Der Beklagte hat die außergerichtlichen Kosten der Klägerin zu erstatten.
Die Revision wird nicht zugelassen.
Tatbestand
Streitig ist ein Anspruch der Klägerin auf Leistungen der Grundsicherung für Arbeitsuchende nach dem Zweiten Buch Sozialgesetzbuch (SGB II) in der Zeit vom 01.10.2017 bis 26.02.2018.
Die 1996 geborene Klägerin bewohnt zusammen mit ihrem 1991 geborenen Lebensgefährten A. Mi. und den beiden gemeinsamen Kindern As. Mi. (geboren 2014) und R. Mi.a (geboren 2017), welche allesamt die bulgarische Staatsangehörigkeit besitzen, eine in der A-Straße in A-Stadt gelegene Wohnung.

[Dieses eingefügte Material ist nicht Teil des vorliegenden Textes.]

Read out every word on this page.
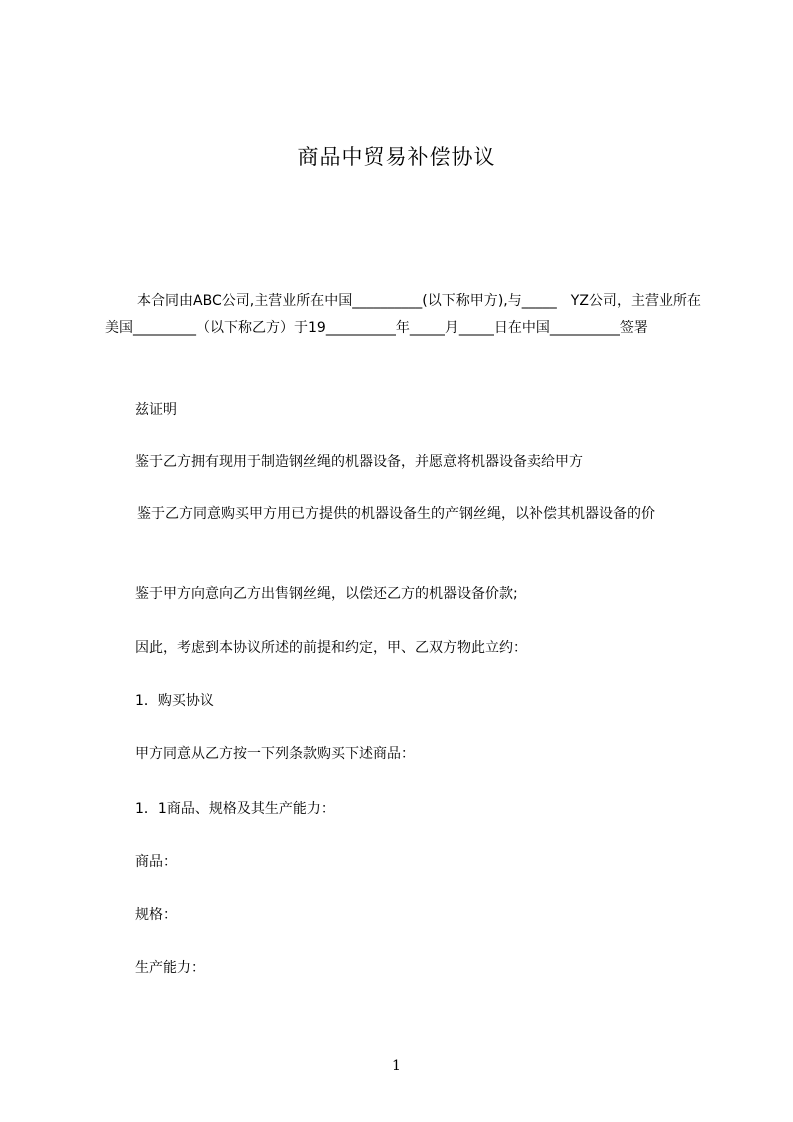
商品中贸易补偿协议

本合同由ABC公司,主营业所在中国__________(以下称甲方),与_____　YZ公司，主营业所在美国_________（以下称乙方）于19__________年_____月_____日在中国__________签署

兹证明

鉴于乙方拥有现用于制造钢丝绳的机器设备，并愿意将机器设备卖给甲方

鉴于乙方同意购买甲方用已方提供的机器设备生的产钢丝绳，以补偿其机器设备的价

鉴于甲方向意向乙方出售钢丝绳，以偿还乙方的机器设备价款;

因此，考虑到本协议所述的前提和约定，甲、乙双方物此立约：

1．购买协议

甲方同意从乙方按一下列条款购买下述商品：

1．1商品、规格及其生产能力：

商品：

规格：

生产能力：

1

Nachdem sämtlichen 4 Mitgliedern der Bedarfsgemeinschaft - seinerzeit wohnhaft unter der Anschrift G.-Straße 6 in A-Stadt - mit Bescheid vom 09.02.2017 in der Fassung des Änderungsbescheides vom 06.03.2017 Leistungen für die Zeit vom 01.03.2017 bis 31.08.2017 bewilligt worden waren, hob der Beklagte die Leistungsbewilligung mit Bescheid vom 30.03.2017 ab dem 01.04.2017 ganz mit der Begründung auf, verschiedene Einladungsschreiben an den Lebensgefährten der Klägerin hätten nicht zugestellt werden können. Den in der Folge gestellten Weiterbewilligungsantrag vom 13.04.2017 lehnte der Beklagte mit Bescheid vom 30.05.2017 mit der Begründung ab, ein Leistungsanspruch bestehe nicht, weil der Lebensgefährte der Klägerin ein Aufenthaltsrecht in der Bundesrepublik Deutschland allein zum Zweck der Arbeitssuche habe. Auf Antrag sämtlicher Mitglieder der Bedarfsgemeinschaft verpflichtete das Sozialgericht für das Saarland (SG) den Beklagten mit Beschluss vom 17.07.2017 - S 26 AS 76/17 ER - im Wege der einstweiligen Anordnung den Mitgliedern der Bedarfsgemeinschaft ab dem 13.06.2017 bis 31.08.2017 vorläufig Leistungen in Form der Regelleistungen zu gewähren. Die dagegen eingelegte Beschwerde des Beklagten wies der Senat mit Beschluss vom 29.11.2017 - L 4 AS 21/17 B ER - zurück.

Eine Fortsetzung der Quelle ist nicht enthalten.